Anwohner sauer auf Stadt: Purer Geiz lässt Friedhof vergammeln

Bischofswerda - Trauernde und Hinterbliebene müssen auf dem städtischen Friedhof von Bischofswerda besonders tapfer sein. Denn zusätzlich zu ihrem Leid müssen sie einen vergammelten Gottesacker aushalten.

Bestatter Marcoo Klöber zeigt die Kopien einiger Beschwerdebriefe, die er wegen des verdreckten Friedhofs schon an die Stadt geschickt hat.
Bestatter Marcoo Klöber zeigt die Kopien einiger Beschwerdebriefe, die er wegen des verdreckten Friedhofs schon an die Stadt geschickt hat.  © Steffen Unger

Weil die Stadt Geld sparen wollte, wurde der Auftrag an eine möglichst preiswerte Pflegefirma erteilt. Mit bitteren Folgen.

Die Papierkörbe werden nicht geleert, Unkraut wuchert an Nebenwegen so hoch wie die Grabsteine, das Laub des letzten Herbstes liegt unter den Sträuchern. Vor zwei Jahren war der Friedhof noch eine gepflegte Anlage - heute will man nur fliehen.

Als der langjährige Friedhofsmeister in den Ruhestand ging, schrieb die Stadt die Pflege aus. Eine örtliche Gärtnerei kalkulierte mit mindestens 90.000 Euro pro Jahr.

Doch ein Gebot war preiswerter: Eine Firma aus Oberfranken (!) erhielt den Zuschlag für 42.627 Euro, obwohl die Stadt erheblich mehr kalkuliert hatte.

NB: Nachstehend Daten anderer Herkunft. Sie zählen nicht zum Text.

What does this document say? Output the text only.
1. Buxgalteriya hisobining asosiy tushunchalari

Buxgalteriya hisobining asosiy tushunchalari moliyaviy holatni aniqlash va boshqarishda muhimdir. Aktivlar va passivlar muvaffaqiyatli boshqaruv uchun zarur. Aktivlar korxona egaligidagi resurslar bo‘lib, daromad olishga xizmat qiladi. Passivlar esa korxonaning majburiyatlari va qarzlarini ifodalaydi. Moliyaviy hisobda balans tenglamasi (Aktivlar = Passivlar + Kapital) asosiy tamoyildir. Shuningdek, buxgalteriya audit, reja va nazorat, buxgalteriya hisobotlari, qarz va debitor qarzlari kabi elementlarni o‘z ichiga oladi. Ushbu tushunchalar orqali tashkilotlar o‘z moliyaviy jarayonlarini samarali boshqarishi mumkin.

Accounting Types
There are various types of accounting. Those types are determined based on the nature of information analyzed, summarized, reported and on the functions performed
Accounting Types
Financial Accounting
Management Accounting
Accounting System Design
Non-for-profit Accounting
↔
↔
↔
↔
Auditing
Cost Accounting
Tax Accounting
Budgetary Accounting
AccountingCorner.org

Volle Mülleimer lassen vermuten, dass hier nicht übertrieben oft nach dem Rechten gesehen wird.
Volle Mülleimer lassen vermuten, dass hier nicht übertrieben oft nach dem Rechten gesehen wird.  © Steffen Unger

Doch diese Geiz-ist-geil-Mentalität ging nach hinten los. Hinterbliebene schrieben mehrfach Protestbriefe an die Stadt. Auch die Bestatter beklagen die Unzuverlässigkeit der Firma. Die Trauerhalle wird unzureichend gereinigt, manchmal kommt der Schlüssel viel zu spät.

Marco Klöber vom Bestattungshaus Schuster-Griete: "Der Gipfel der Pietätlosigkeit war, als eine stille Abschiednahme später beginnen musste, weil das Urnengrab noch nicht ausgehoben war." In der Region Bautzen sei dieser Friedhof inzwischen Schlusslicht bei Service und Pflege.

Hoffnung für die Trauernden: Der Vertrag mit der Billigheimer-Firma läuft in zwei Wochen aus. Stadtsprecher Sascha Hasche: "Wir werden die Option zur Verlängerung nicht ziehen und eine Übergangslösung suchen."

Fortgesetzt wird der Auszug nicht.